Prototyping unique interactions

We should prototype and test core product interactions when they are unorthodox. Design patterns should be used where possible, but if we are knowingly going against the grain we need to test that experience in the browser and with users (as available) before making it permanent. This is sometimes after the static design has been completed, but in many cases can be done before anything static has been created.

Visual state changes

When following design patterns there are still standard things to be fleshed out in the browser: hovers, presses, clicks, fades, sliding interactions, and so on. Generally, if you don’t know how an interaction will truly feel and it involves a state change: design it in the browser. At DockYard, we often propose a solution first in Photoshop and then weigh our options again in the browser.

An example

We completed a project last year with the ambition of the design stage being completely browser based, skipping the use of Photoshop altogether. The benefits of having a usable front end in place of static mockups are great: you can use your app as it is being designed and get a sense of the failure points before they become too ingrained in the experience. User testing can begin earlier. This is awesome. From the outside, designing solely in the browser seemed perfect.

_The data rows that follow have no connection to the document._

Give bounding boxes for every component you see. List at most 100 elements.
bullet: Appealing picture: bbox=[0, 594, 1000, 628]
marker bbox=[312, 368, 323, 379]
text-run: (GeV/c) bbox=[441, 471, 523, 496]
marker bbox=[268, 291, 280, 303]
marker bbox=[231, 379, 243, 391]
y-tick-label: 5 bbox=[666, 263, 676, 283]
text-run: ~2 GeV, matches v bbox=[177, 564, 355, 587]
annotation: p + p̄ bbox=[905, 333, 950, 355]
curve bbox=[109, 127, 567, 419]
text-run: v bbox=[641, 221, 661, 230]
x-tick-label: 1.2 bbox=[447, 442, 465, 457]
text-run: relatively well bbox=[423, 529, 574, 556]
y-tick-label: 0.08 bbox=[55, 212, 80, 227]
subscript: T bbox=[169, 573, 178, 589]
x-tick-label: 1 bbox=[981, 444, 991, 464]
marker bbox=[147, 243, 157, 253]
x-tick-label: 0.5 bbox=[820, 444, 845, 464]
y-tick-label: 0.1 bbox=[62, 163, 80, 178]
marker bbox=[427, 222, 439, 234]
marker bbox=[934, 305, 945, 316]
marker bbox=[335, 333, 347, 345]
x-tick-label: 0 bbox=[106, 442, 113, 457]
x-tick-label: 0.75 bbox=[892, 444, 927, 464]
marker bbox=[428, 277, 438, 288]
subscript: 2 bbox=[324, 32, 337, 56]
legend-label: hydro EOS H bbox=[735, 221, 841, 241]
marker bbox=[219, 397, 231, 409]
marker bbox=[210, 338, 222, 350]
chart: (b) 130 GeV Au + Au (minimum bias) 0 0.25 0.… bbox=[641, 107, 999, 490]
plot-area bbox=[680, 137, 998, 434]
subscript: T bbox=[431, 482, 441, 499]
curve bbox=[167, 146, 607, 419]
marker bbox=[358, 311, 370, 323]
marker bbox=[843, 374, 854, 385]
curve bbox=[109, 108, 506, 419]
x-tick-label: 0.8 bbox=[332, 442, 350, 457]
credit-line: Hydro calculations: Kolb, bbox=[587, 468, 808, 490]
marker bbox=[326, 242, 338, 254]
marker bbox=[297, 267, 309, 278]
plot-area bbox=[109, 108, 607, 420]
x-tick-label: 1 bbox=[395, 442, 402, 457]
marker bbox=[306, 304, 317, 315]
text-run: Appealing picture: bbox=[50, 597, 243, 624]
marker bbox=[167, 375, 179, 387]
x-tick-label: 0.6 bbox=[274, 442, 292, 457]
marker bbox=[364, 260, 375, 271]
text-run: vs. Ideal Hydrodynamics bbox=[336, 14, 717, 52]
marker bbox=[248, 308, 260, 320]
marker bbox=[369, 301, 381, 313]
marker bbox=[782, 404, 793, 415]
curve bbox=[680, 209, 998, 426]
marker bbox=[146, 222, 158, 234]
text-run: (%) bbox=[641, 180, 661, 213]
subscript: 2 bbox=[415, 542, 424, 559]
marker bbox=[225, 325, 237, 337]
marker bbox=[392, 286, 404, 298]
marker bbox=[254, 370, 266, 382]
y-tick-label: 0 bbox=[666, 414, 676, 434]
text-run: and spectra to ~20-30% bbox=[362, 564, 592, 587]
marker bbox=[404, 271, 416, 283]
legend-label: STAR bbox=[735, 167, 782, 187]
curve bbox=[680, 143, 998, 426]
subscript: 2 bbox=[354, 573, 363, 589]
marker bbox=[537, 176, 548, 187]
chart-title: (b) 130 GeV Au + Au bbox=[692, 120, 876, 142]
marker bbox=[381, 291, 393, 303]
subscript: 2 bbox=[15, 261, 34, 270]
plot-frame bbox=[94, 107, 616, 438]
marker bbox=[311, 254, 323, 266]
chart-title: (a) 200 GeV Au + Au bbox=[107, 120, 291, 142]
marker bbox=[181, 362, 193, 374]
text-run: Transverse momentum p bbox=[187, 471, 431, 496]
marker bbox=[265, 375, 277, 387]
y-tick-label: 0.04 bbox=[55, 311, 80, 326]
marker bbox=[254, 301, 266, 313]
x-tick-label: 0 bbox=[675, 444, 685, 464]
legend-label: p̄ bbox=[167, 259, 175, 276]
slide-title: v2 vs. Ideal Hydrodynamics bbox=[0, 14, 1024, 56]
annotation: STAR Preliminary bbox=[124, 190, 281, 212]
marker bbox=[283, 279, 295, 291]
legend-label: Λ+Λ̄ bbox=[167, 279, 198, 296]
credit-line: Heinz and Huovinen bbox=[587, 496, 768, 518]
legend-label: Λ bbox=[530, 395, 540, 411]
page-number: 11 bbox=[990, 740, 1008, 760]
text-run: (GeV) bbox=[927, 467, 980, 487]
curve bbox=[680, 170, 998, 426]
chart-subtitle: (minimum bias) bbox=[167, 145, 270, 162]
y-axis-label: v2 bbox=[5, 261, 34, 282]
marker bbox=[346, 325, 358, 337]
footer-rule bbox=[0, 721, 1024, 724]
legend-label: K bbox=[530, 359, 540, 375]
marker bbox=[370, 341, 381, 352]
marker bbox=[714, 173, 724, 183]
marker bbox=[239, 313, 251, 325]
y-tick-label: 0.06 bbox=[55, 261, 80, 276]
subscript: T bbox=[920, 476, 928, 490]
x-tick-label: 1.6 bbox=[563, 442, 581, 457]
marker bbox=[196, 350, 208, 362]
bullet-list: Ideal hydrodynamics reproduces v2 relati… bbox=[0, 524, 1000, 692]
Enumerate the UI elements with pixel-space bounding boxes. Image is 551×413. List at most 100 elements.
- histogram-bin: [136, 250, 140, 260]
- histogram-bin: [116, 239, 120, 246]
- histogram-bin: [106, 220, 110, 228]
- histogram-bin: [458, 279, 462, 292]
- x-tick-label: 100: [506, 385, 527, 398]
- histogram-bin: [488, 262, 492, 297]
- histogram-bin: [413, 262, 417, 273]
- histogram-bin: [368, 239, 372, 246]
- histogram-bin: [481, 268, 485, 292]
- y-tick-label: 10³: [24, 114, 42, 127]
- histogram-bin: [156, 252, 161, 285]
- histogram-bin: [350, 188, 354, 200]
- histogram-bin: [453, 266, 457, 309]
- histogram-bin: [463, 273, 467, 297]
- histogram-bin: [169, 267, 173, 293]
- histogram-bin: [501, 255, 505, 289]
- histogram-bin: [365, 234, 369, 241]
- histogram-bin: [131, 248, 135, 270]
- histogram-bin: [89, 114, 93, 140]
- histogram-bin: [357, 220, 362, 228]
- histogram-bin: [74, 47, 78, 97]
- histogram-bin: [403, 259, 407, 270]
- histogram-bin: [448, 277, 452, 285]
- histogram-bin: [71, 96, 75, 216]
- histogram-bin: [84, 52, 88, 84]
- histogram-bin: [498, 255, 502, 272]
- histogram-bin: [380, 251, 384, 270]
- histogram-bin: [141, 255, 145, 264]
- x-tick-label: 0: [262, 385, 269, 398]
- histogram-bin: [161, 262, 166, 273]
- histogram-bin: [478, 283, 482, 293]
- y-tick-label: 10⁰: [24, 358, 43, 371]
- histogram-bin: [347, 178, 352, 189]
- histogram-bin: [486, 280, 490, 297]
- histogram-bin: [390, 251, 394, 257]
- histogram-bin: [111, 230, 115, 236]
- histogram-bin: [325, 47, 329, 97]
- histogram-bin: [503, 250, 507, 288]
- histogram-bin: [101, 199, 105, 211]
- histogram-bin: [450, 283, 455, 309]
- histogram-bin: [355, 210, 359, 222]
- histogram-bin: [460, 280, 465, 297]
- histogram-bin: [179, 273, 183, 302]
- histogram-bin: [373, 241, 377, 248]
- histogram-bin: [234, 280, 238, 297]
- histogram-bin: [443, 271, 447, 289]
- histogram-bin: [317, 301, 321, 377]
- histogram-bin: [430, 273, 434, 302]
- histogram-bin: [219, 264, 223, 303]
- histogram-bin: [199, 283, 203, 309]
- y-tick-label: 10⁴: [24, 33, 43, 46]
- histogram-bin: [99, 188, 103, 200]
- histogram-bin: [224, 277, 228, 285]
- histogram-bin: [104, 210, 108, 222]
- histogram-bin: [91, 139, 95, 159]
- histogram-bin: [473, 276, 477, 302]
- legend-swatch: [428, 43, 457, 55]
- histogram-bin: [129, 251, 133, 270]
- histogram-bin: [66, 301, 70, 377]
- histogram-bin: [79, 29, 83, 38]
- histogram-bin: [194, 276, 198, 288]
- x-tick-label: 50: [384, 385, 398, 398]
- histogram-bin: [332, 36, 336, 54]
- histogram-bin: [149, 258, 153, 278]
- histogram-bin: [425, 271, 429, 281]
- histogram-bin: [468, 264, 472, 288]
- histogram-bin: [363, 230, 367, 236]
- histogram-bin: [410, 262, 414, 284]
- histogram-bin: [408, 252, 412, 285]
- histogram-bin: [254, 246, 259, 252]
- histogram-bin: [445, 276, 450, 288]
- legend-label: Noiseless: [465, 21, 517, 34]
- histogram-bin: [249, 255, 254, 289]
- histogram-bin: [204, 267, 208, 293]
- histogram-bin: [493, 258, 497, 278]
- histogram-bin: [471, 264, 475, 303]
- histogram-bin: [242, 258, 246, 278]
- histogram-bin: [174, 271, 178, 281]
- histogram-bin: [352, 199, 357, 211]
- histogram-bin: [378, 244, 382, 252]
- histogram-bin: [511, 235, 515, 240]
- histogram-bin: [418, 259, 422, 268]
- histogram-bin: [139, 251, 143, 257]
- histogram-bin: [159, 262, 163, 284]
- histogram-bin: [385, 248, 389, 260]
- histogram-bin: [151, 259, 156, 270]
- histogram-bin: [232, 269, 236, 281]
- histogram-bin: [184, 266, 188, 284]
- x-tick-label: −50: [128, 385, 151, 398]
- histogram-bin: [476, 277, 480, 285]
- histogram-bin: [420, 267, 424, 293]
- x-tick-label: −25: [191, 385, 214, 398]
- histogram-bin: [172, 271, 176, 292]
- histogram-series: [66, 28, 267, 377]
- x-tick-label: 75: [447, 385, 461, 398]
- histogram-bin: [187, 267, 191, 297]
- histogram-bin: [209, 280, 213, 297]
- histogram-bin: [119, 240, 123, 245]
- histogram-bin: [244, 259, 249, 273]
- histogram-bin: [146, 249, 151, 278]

You guessed it: I was wrong. It wasn’t right for us then, nor for that project. We were less focused on the user’s experience and more focused on the organization and creation of markup, styles, and script. We began (and ended) by worrying about and writing lines of HTML, CSS, and JavaScript. We were worried about front end patterns, but the design patterns we were aiming to support weren’t fully identified yet. We introduced somewhat of a chicken and the egg problem, making our thinking more difficult and more sporadic than it should have been.

For us this meant spending hours and hours tweaking markup, all in the name of being able to feel and test the product as it was created. In some cases, for sure, this can be worth it. In our case we even had plenty of existing design assets to base our web interface off of, but that project had called for too many largely different iterations (and mixed opinions) of the same few designs.

Designing in the browser does not mean your project will turn out poorly. Ultimately, and fortunately, that project turned out well in the end, but we did spend a lot more time getting a complete idea of what we were actually designing and building. Our clients got to use the product before they bought into the concept, which was great for them. For us, however, it was as if we started designing a house by laying the concrete foundation before knowing what we were building.

Weigh your options

A successful product depends on its content, design, engineering, market fit, team, tools, and infinitely more. When consulting, those elements are wildly varied from client to client, including the toolset. So we must be mindful of what is necessary, be malleable in our processes, and most important of all: make room for discovery.